As of now we support the following 5 walletsIf you want support for some other wallet please reach out to us on Telegram.

Why should I prefer liquid staking over traditional staking?

In traditional Solana staking a user has to perform a number of steps manually
  • Create a Stake Account and transfer SOL to it
  • Set its deposit and withdraw authorities
  • Delegate it to a validator
  • Wait for activation of the delegation before the stake starts earning rewards
Furthermore, in traditional staking, if the user wants to diversify her stake across validators she would have to create and manage stake accounts for each validator.

Staking SOL through Lido will come with a variety of benefits:
  1. One-step process — Just deposit into the pool with a single click
  2. The pool takes care of validator diversification
  3. Immediate appreciation — You start earning from the pool from the moment of deposit.

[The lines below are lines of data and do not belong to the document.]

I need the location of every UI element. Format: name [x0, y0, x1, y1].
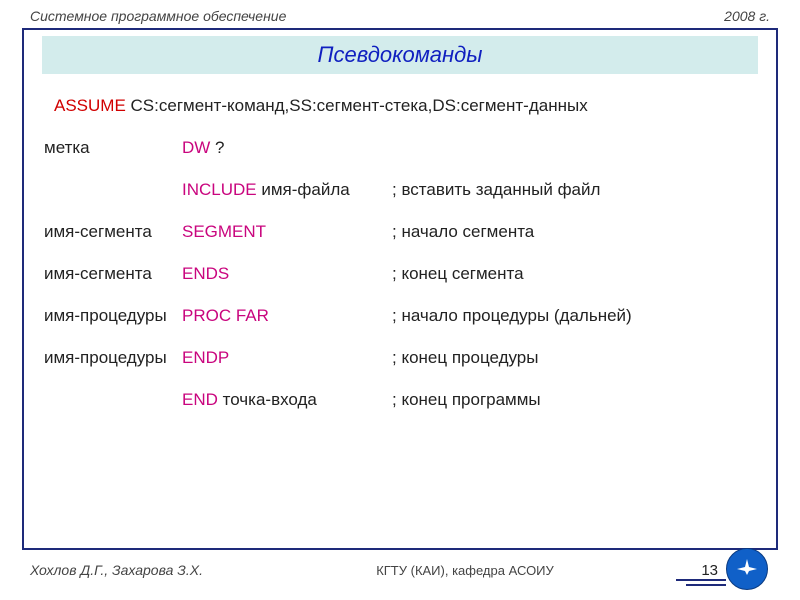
row-label: имя-процедуры	[44, 306, 182, 326]
directive-row: имя-сегмента ENDS ; конец сегмента	[44, 264, 766, 284]
directive-row: имя-сегмента SEGMENT ; начало сегмента	[44, 222, 766, 242]
page-number: 13	[701, 562, 718, 579]
row-directive: SEGMENT	[182, 222, 392, 242]
row-comment: ; начало сегмента	[392, 222, 534, 242]
assume-cs-value: сегмент-команд	[159, 96, 285, 115]
directive-row: INCLUDE имя-файла ; вставить заданный фа…	[44, 180, 766, 200]
assume-ds-label: ,DS:	[428, 96, 461, 115]
assume-ss-value: сегмент-стека	[317, 96, 428, 115]
assume-ds-value: сегмент-данных	[461, 96, 588, 115]
row-directive: ENDS	[182, 264, 392, 284]
row-comment: ; начало процедуры (дальней)	[392, 306, 632, 326]
row-directive: ENDP	[182, 348, 392, 368]
row-label	[44, 180, 182, 200]
row-label: метка	[44, 138, 182, 158]
directive-row: имя-процедуры PROC FAR ; начало процедур…	[44, 306, 766, 326]
assume-ss-label: ,SS:	[285, 96, 317, 115]
row-comment: ; конец сегмента	[392, 264, 524, 284]
slide-title-bar: Псевдокоманды	[42, 36, 758, 74]
slide-content: ASSUME CS:сегмент-команд,SS:сегмент-стек…	[24, 74, 776, 410]
row-label: имя-процедуры	[44, 348, 182, 368]
header-year: 2008 г.	[724, 8, 770, 24]
slide-header: Системное программное обеспечение 2008 г…	[0, 0, 800, 28]
directive-row: END точка-входа ; конец программы	[44, 390, 766, 410]
directive-row: метка DW ?	[44, 138, 766, 158]
row-directive: DW ?	[182, 138, 392, 158]
row-label: имя-сегмента	[44, 222, 182, 242]
footer-authors: Хохлов Д.Г., Захарова З.Х.	[30, 562, 320, 578]
logo-lines-icon	[676, 579, 726, 586]
slide-title: Псевдокоманды	[318, 42, 483, 67]
header-course-title: Системное программное обеспечение	[30, 8, 286, 24]
airplane-icon	[726, 548, 768, 590]
slide-frame: Псевдокоманды ASSUME CS:сегмент-команд,S…	[22, 28, 778, 550]
row-label	[44, 390, 182, 410]
slide-footer: Хохлов Д.Г., Захарова З.Х. КГТУ (КАИ), к…	[0, 548, 800, 592]
row-directive: INCLUDE имя-файла	[182, 180, 392, 200]
row-directive: END точка-входа	[182, 390, 392, 410]
footer-institution: КГТУ (КАИ), кафедра АСОИУ	[320, 563, 610, 578]
row-comment: ; конец программы	[392, 390, 541, 410]
row-comment: ; конец процедуры	[392, 348, 538, 368]
directive-row: имя-процедуры ENDP ; конец процедуры	[44, 348, 766, 368]
row-comment: ; вставить заданный файл	[392, 180, 600, 200]
assume-line: ASSUME CS:сегмент-команд,SS:сегмент-стек…	[44, 96, 766, 116]
assume-keyword: ASSUME	[54, 96, 126, 115]
institution-logo	[726, 548, 770, 592]
assume-cs-label: CS:	[131, 96, 159, 115]
row-label: имя-сегмента	[44, 264, 182, 284]
row-directive: PROC FAR	[182, 306, 392, 326]
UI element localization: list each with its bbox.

This gets reflected in the value-appreciation of stSOL tokens

How can I redeem stSOL for SOL?

Withdrawals of SOL from the Lido program can be done through the Unstake tab. However, unstaking directly from the Lido program will incur the stake deactivation period, which is roughly (2-3 days). Immediate withdrawal options will be available in the open market through liquidity pools on AMM protocols and other DEXes where one will be able to immediately exchange stSOL for SOL. If you wish to instantly receive SOL, we recommend trading stSOL directly on an exchange (for more info explore the ecosystem section)

How can I calculate my earnings?

Your current stSOL balance also indicates the number of SOL it is worth. This means that if you were to redeem all of your stSOL tokens today you will receive the indicated number of SOL tokens. If you subtract this SOL amount from the amount of SOL invested in the Lido program, you get your lifetime earnings. You can also see the annualized APY for staking with Lido on the frontend.

What are the risks involved?

  • DAO key management risk

    Solana staked via the Lido DAO is held across multiple accounts backed by a multi-signature threshold scheme to minimize custody risk. If signatories across a certain threshold lose their key shares, get hacked, or go rogue, we risk funds becoming locked.

  • Downtime risk

    Solana validators can go offline, in which case they do not earn staking rewards, lowering the return of SOL stakers. To minimize this risk, Lido stakes across multiple professional and reputable node operators with heterogeneous setups. This will also serve to mitigate potential slashing risks, should Solana implement slashing penalties in the future. There is also the possibility for additional mitigation for hypothetical slashing risks in the form of insurance paid from the Lido treasury.

  • stSOL price risk

    As mentioned above, withdrawals from the Lido program take some time to deactivate. Liquidity pools in the open market will be available for instantly redeeming stSOL for SOL or stablecoins like USDC and USDT. On such pools users risk an exchange price of stSOL which is lower than the inherent value due to withdrawal restrictions on Lido, making arbitrage and risk-free market-making impossible. The Lido DAO is driven to mitigate the above risks and eliminate them entirely to the extent possible. Despite this, they may still exist and, as such, it is our duty to communicate them.

What fee is applied by Lido? What is it used for?

Lido applies a 10% fee on a user's staking rewards. This fee is split between node operators, the DAO treasury, and Lido for Solana developers. This fee cut is applied to incentivize Lido maintainers. To incentivize sustainable management of the Lido ecosystem, half of the fee split (=5%) is given to the node operators, 1% to Chorus One as the core developers, and 4% to the DAO treasury which can further utilize it in avenues like grants, insurances, and value accrual to LDO.